Fred Watson on Australia’s new space agency
THERE’S NOTHING like a big international symposium to bring good ideas out of the woodwork. And so it was at the end of September, when Adelaide hosted the 68th annual International Astronautical Congress, and Simon Birmingham, the federal education minister and a South Australian senator, announced Australia will get its own space agency.
This is excellent news that has been a long time coming – far longer than the two and a half months since Minister for Industry, Innovation and Science Arthur Sinodinos kicked off a review of Australia’s off-planet endeavours with the aim of establishing a cohesive approach to space policy.
An expert panel chaired by former CSIRO CEO Dr Megan Clark was set up to deliberate on such issues as global engagement, the elimination of unnecessary duplication and support of space-related start-ups. In the wake of the new announcement, the panel will concentrate on the details of the new agency, including its name.

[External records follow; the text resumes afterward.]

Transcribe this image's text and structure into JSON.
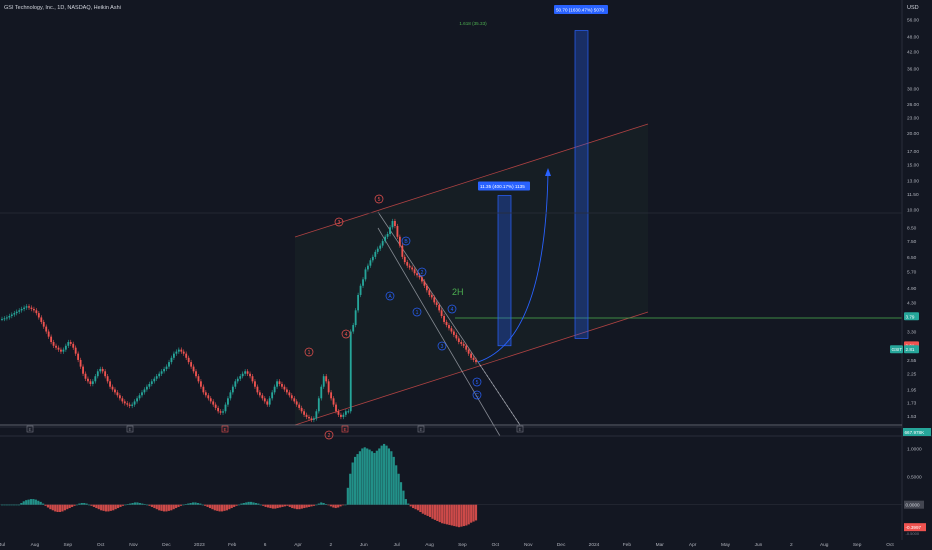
{
  "header": {
    "symbol_line": "GSI Technology, Inc., 1D, NASDAQ, Heikin Ashi",
    "currency": "USD"
  },
  "colors": {
    "background": "#131722",
    "up": "#26a69a",
    "down": "#ef5350",
    "wave": "#2962ff",
    "wave_red": "#ef5350",
    "target_line": "#4caf50",
    "tag_green": "#26a69a",
    "tag_red": "#ef5350",
    "label_blue": "#2962ff"
  },
  "chart_data": [
    {
      "type": "line",
      "subtype": "heikin-ashi candlestick (approximate closes)",
      "symbol": "GSIT",
      "scale": "log",
      "x_labels": [
        "Jul",
        "Aug",
        "Sep",
        "Oct",
        "Nov",
        "Dec",
        "2023",
        "Feb",
        "6",
        "Apr",
        "2",
        "Jun",
        "Jul",
        "Aug",
        "Sep",
        "Oct",
        "Nov",
        "Dec",
        "2024",
        "Feb",
        "Mar",
        "Apr",
        "May",
        "Jun",
        "2",
        "Aug",
        "Sep",
        "Oct"
      ],
      "y_ticks": [
        "56.00",
        "48.00",
        "42.00",
        "36.00",
        "30.00",
        "26.00",
        "23.00",
        "20.00",
        "17.00",
        "15.00",
        "13.00",
        "11.50",
        "10.00",
        "8.50",
        "7.50",
        "6.50",
        "5.70",
        "4.90",
        "4.30",
        "3.30",
        "2.55",
        "2.25",
        "1.95",
        "1.73",
        "1.53"
      ],
      "ylim": [
        1.35,
        60
      ],
      "closes": [
        3.7,
        3.72,
        3.75,
        3.8,
        3.85,
        3.9,
        3.95,
        4.0,
        4.05,
        4.1,
        4.15,
        4.1,
        4.05,
        4.0,
        3.9,
        3.75,
        3.6,
        3.45,
        3.3,
        3.15,
        3.0,
        2.9,
        2.85,
        2.8,
        2.75,
        2.8,
        2.9,
        3.0,
        2.95,
        2.85,
        2.7,
        2.55,
        2.4,
        2.25,
        2.15,
        2.1,
        2.05,
        2.1,
        2.2,
        2.3,
        2.35,
        2.3,
        2.2,
        2.1,
        2.0,
        1.95,
        1.9,
        1.85,
        1.8,
        1.75,
        1.72,
        1.7,
        1.68,
        1.7,
        1.75,
        1.8,
        1.85,
        1.9,
        1.95,
        2.0,
        2.05,
        2.1,
        2.15,
        2.2,
        2.25,
        2.3,
        2.35,
        2.4,
        2.5,
        2.6,
        2.7,
        2.75,
        2.8,
        2.75,
        2.7,
        2.6,
        2.5,
        2.4,
        2.3,
        2.2,
        2.1,
        2.0,
        1.9,
        1.85,
        1.8,
        1.75,
        1.7,
        1.65,
        1.6,
        1.58,
        1.6,
        1.7,
        1.8,
        1.9,
        2.0,
        2.1,
        2.15,
        2.2,
        2.25,
        2.3,
        2.25,
        2.2,
        2.1,
        2.0,
        1.9,
        1.85,
        1.8,
        1.75,
        1.7,
        1.8,
        1.9,
        2.0,
        2.1,
        2.05,
        2.0,
        1.95,
        1.9,
        1.85,
        1.8,
        1.75,
        1.7,
        1.65,
        1.6,
        1.55,
        1.52,
        1.5,
        1.48,
        1.5,
        1.6,
        1.8,
        2.0,
        2.2,
        2.1,
        1.9,
        1.8,
        1.7,
        1.6,
        1.55,
        1.52,
        1.55,
        1.6,
        1.6,
        3.3,
        3.5,
        4.0,
        4.6,
        5.0,
        5.3,
        5.8,
        6.0,
        6.3,
        6.5,
        6.8,
        7.0,
        7.2,
        7.5,
        7.8,
        8.0,
        8.5,
        9.0,
        8.6,
        7.8,
        7.2,
        6.5,
        6.2,
        6.0,
        5.9,
        5.8,
        5.6,
        5.5,
        5.4,
        5.2,
        5.0,
        4.8,
        4.6,
        4.5,
        4.3,
        4.2,
        4.0,
        3.8,
        3.6,
        3.5,
        3.4,
        3.3,
        3.2,
        3.1,
        3.0,
        2.95,
        2.9,
        2.8,
        2.7,
        2.6,
        2.55,
        2.5
      ],
      "wave_labels": [
        "1",
        "2",
        "3",
        "4",
        "5",
        "A",
        "B",
        "C",
        "1",
        "2",
        "3",
        "4",
        "5",
        "A",
        "B",
        "C"
      ],
      "annotations": [
        "2H",
        "1.618 (35.33)"
      ],
      "projections": [
        {
          "label": "11.35 (400.17%) 1135",
          "target": 11.35
        },
        {
          "label": "50.70 (1630.47%) 5070",
          "target": 50.7
        }
      ],
      "price_tags": [
        {
          "text": "3.79",
          "value": 3.79
        },
        {
          "text": "2.91",
          "value": 2.91
        },
        {
          "text": "2.81",
          "value": 2.81
        },
        {
          "text": "GSIT",
          "value": 2.81
        }
      ],
      "event_markers": [
        "E",
        "E",
        "E",
        "E",
        "E",
        "E"
      ],
      "volume_tag": "667.978K"
    },
    {
      "type": "bar",
      "subtype": "oscillator",
      "ylim": [
        -0.45,
        1.15
      ],
      "y_ticks": [
        "1.0000",
        "0.5000",
        "0.0000"
      ],
      "tags": [
        "0.0000",
        "-0.3997",
        "-0.5000"
      ],
      "values": [
        0.0,
        0.0,
        0.0,
        0.0,
        0.0,
        0.0,
        0.0,
        0.0,
        0.03,
        0.06,
        0.08,
        0.09,
        0.1,
        0.1,
        0.09,
        0.07,
        0.05,
        0.02,
        -0.02,
        -0.05,
        -0.08,
        -0.1,
        -0.12,
        -0.13,
        -0.13,
        -0.12,
        -0.1,
        -0.08,
        -0.06,
        -0.04,
        -0.02,
        0.0,
        0.02,
        0.03,
        0.03,
        0.02,
        0.0,
        -0.02,
        -0.04,
        -0.06,
        -0.08,
        -0.1,
        -0.11,
        -0.12,
        -0.12,
        -0.11,
        -0.1,
        -0.08,
        -0.06,
        -0.04,
        -0.02,
        0.0,
        0.01,
        0.02,
        0.03,
        0.04,
        0.04,
        0.03,
        0.02,
        0.01,
        0.0,
        -0.02,
        -0.04,
        -0.06,
        -0.08,
        -0.1,
        -0.11,
        -0.12,
        -0.12,
        -0.11,
        -0.1,
        -0.08,
        -0.06,
        -0.04,
        -0.02,
        0.0,
        0.01,
        0.02,
        0.03,
        0.04,
        0.04,
        0.03,
        0.02,
        0.0,
        -0.02,
        -0.04,
        -0.06,
        -0.08,
        -0.1,
        -0.11,
        -0.12,
        -0.12,
        -0.11,
        -0.1,
        -0.08,
        -0.06,
        -0.04,
        -0.02,
        0.0,
        0.02,
        0.03,
        0.04,
        0.05,
        0.05,
        0.04,
        0.03,
        0.02,
        0.0,
        -0.02,
        -0.04,
        -0.05,
        -0.06,
        -0.07,
        -0.07,
        -0.06,
        -0.05,
        -0.04,
        -0.03,
        -0.02,
        -0.04,
        -0.06,
        -0.07,
        -0.08,
        -0.08,
        -0.07,
        -0.06,
        -0.05,
        -0.04,
        -0.03,
        -0.02,
        0.0,
        0.02,
        0.04,
        0.03,
        0.01,
        -0.01,
        -0.03,
        -0.05,
        -0.06,
        -0.05,
        -0.03,
        -0.01,
        0.0,
        0.3,
        0.55,
        0.75,
        0.85,
        0.9,
        0.95,
        1.0,
        1.02,
        1.0,
        0.98,
        0.95,
        0.92,
        0.96,
        1.0,
        1.05,
        1.08,
        1.05,
        1.0,
        0.95,
        0.85,
        0.7,
        0.55,
        0.4,
        0.25,
        0.1,
        0.02,
        -0.03,
        -0.06,
        -0.08,
        -0.1,
        -0.13,
        -0.16,
        -0.18,
        -0.2,
        -0.22,
        -0.25,
        -0.27,
        -0.29,
        -0.31,
        -0.33,
        -0.34,
        -0.35,
        -0.36,
        -0.37,
        -0.38,
        -0.39,
        -0.4,
        -0.39,
        -0.38,
        -0.37,
        -0.35,
        -0.32,
        -0.3,
        -0.28
      ]
    }
  ]
}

The big question, however, is what does Australia have to do with space? Many Australians think because we don’t fly astronauts to the International Space Station (ISS) or robotic spacecraft to the planets, we aren’t engaged with space.
That is far from true. Most of our day-to-day life depends on space activities: we use satellites for communication, navigation, remote sensing, resource management, agriculture – and pretty much everything in between.

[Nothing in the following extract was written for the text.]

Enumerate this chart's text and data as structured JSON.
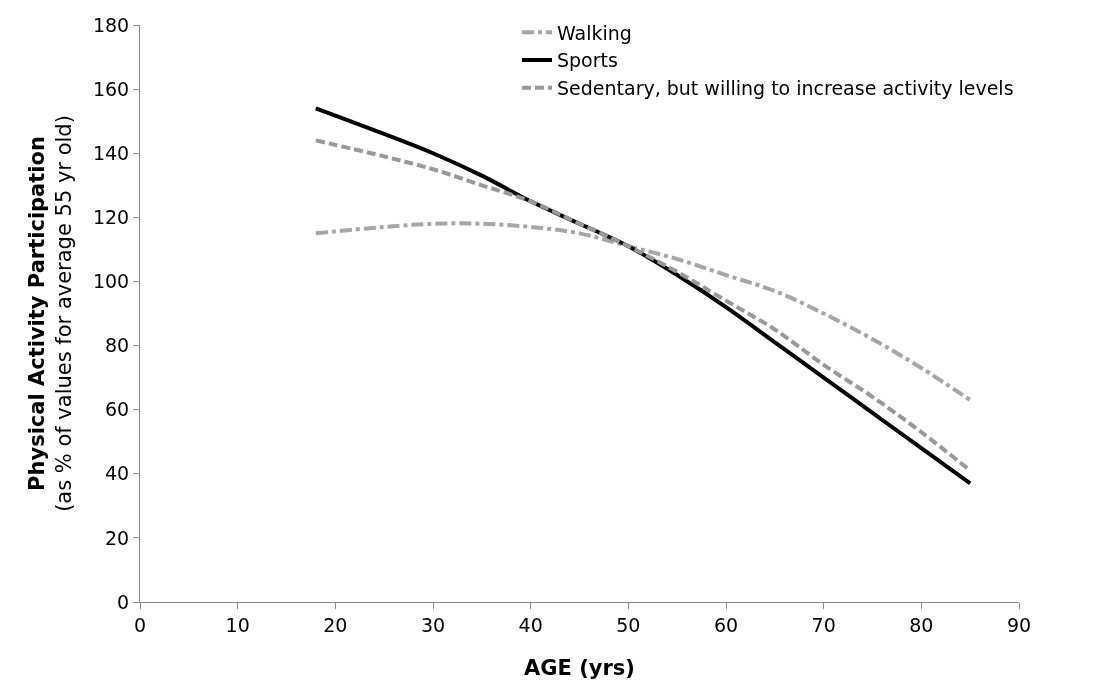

Commerce depends on these satellites, and so does much of our leisure time. But, mostly, we don’t give a second thought to their contributions. Moreover, Australia now plays a major role in the science and technology of space.
You’re probably familiar, for example, with the Australian National University’s Mount Stromlo Observatory in Canberra.Yes, its main stockin-trade is the study of the Universe rather than local stuff, but did you know that the observatory has a world-class facility for the assembly and testing of space-based instruments and small satellites? It was established in the wake of the devastating 2003 Canberra bushfires and supports the development of the next generation of instruments for astronomy and space science.
Right next door is the Space Environment Research Centre (SERC), which plays a potentially crucial role in the protection of our access to space-based services.This concerns the risk faced by every operational spacecraft of collision with human-made debris that orbits our planet.There are an estimated 170 million bits of space junk, only a tiny fraction of which is tracked.While the vast majority of this rubbish is no more than a few centimetres across, each piece is travelling at up to 8 kilometres per second, giving it devastating destructive potential against any operational spacecraft, including the ISS.
Canberra’s SERC works with the world’s leading space debris facilities to chart these renegade bits of trash and will eventually be able to tweak them into safer orbits, with the ultimate aim of eliminating the space junk problem altogether.
There isn’t room in this column to go into details about all the work of several world-class space-related research groups operating within Australian universities. But the bottom line is that space is big in Australia.
Exactly how big? Financially, the investment is worth $3–4 billion per annum, with perhaps 11,000 people earning their livelihood directly from space-related activities.
But – and this is the reason for the recent announcement – it could be even bigger; potentially much bigger. Globally, endeavours in space earn about US$420 billion per annum, representing a huge marketplace of which Australia could have a far greater share. Our neighbours across the Tasman have already recognised the potential and acted on it.They initiated their own space agency in 2016 and already fly innovative launch vehicles from New Zealand’s North Island.
As Senator Birmingham put it, “This is very much a private sector– driven undertaking in so many spaces and that is why we want to make sure Australia is at the forefront of seizing those opportunities and creating jobs and investment here.” Rapid growth is now the government’s watchword, with the opposition also pledging to double the size of Australia’s space industry within five years.